I agree this collective misunderstanding / memory hole is one of the biggest problems in our cities and towns. It’s a big part of why we named the organization Strong *Towns*, not Strong Cities or something similar.

The closest word that I think almost works is “historical.” I think everyone kind of realizes that we used to build differently and that they like the old stuff that’s still around. The hard part is, as you point out, so many places self-destructed in the mid century that most examples we have are kind of compromised or scarred versions of the “real thing,” or are a small part of a much bigger city.
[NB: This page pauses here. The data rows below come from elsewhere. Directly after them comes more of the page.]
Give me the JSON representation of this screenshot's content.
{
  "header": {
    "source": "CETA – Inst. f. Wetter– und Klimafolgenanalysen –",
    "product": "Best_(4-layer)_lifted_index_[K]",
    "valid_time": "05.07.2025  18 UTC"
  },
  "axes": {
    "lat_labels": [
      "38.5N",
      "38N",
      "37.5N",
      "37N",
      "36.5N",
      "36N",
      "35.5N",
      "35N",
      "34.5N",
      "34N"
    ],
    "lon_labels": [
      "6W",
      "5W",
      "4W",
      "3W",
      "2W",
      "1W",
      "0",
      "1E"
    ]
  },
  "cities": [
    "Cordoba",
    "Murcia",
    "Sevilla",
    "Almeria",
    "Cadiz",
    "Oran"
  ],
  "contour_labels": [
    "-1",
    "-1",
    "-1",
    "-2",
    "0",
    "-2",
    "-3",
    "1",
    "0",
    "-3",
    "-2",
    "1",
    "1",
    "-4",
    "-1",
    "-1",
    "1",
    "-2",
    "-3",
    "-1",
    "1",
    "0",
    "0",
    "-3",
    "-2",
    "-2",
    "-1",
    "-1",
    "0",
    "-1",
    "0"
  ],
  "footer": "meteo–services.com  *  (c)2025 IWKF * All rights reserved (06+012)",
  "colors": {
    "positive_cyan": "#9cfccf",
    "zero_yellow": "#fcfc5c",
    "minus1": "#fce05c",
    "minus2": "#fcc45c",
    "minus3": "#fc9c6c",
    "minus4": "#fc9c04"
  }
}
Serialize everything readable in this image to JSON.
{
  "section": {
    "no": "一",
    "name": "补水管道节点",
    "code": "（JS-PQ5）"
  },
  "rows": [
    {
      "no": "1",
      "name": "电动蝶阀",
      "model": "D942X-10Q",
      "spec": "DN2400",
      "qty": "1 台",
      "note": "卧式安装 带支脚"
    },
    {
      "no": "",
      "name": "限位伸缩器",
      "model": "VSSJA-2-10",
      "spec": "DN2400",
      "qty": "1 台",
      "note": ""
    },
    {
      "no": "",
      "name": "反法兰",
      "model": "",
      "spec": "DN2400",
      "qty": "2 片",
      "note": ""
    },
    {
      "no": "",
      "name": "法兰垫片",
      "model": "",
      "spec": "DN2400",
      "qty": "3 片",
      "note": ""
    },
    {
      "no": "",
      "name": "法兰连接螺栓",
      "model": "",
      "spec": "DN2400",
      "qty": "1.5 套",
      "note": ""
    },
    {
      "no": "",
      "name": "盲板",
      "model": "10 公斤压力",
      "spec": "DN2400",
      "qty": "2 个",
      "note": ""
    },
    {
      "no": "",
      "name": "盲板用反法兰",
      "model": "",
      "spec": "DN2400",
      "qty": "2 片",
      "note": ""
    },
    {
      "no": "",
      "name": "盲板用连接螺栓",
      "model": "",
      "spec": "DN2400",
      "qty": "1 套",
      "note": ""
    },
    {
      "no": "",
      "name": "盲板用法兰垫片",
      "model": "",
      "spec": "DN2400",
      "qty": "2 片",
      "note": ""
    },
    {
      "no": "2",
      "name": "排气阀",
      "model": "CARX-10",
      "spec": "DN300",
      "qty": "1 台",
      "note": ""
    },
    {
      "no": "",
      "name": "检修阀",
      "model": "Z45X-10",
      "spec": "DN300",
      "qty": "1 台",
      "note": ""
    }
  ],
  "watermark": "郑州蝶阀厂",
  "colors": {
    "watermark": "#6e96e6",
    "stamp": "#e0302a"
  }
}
But the even more important point you make is our lost dynamism. The idea that most towns in 1900 saw themselves as naturally growing into the next Chicago — and that was a good thing — is really hard to relate to today. But of course this is the problem with the suburban pattern. In the historic pattern more people made everything better — it scaled up continuously and gracefully. In the suburban pattern more people means more traffic and less remaining nature but almost no additional amenities.

Hector Arbuckle's avatar

When my friends from Iowa ask me to describe what DC is like, I say: "It's like Main Street but copy-pasted ten thousand times." If you took the main street of any Iowan town and copy-pasted it ten thousand times, you'd get a big city.

I also think that people living in big metro areas have a different idea of what "small town" means versus people who live in the "hinterland". Here in DC, it seems people's imagery of a small town is more like a vacation town, like Shepherdstown, WV; in Iowa, a small town is a working-class settlement far from large metro areas. Your article actually seemed to touch on the former perception when you wrote:

"[I]t once had a glass factory; it even once had a foundry, just a couple of blocks off its downtown, staffed in part by European immigrant workers who lived in inexpensive homes nearby and walked to work. These are simply not things that happen in “small towns,” as we conceive of them today."

These are *precisely* the things that happen *today* in small towns in Iowa, like Marshalltown and Storm Lake. Immigrants from Latin America and Southeast Asia live in inexpensive homes near meatpacking plants and walk to work. One of my friends lives with his parents in a town of 1,500 people and walks to work at *his* local meatpacking plant.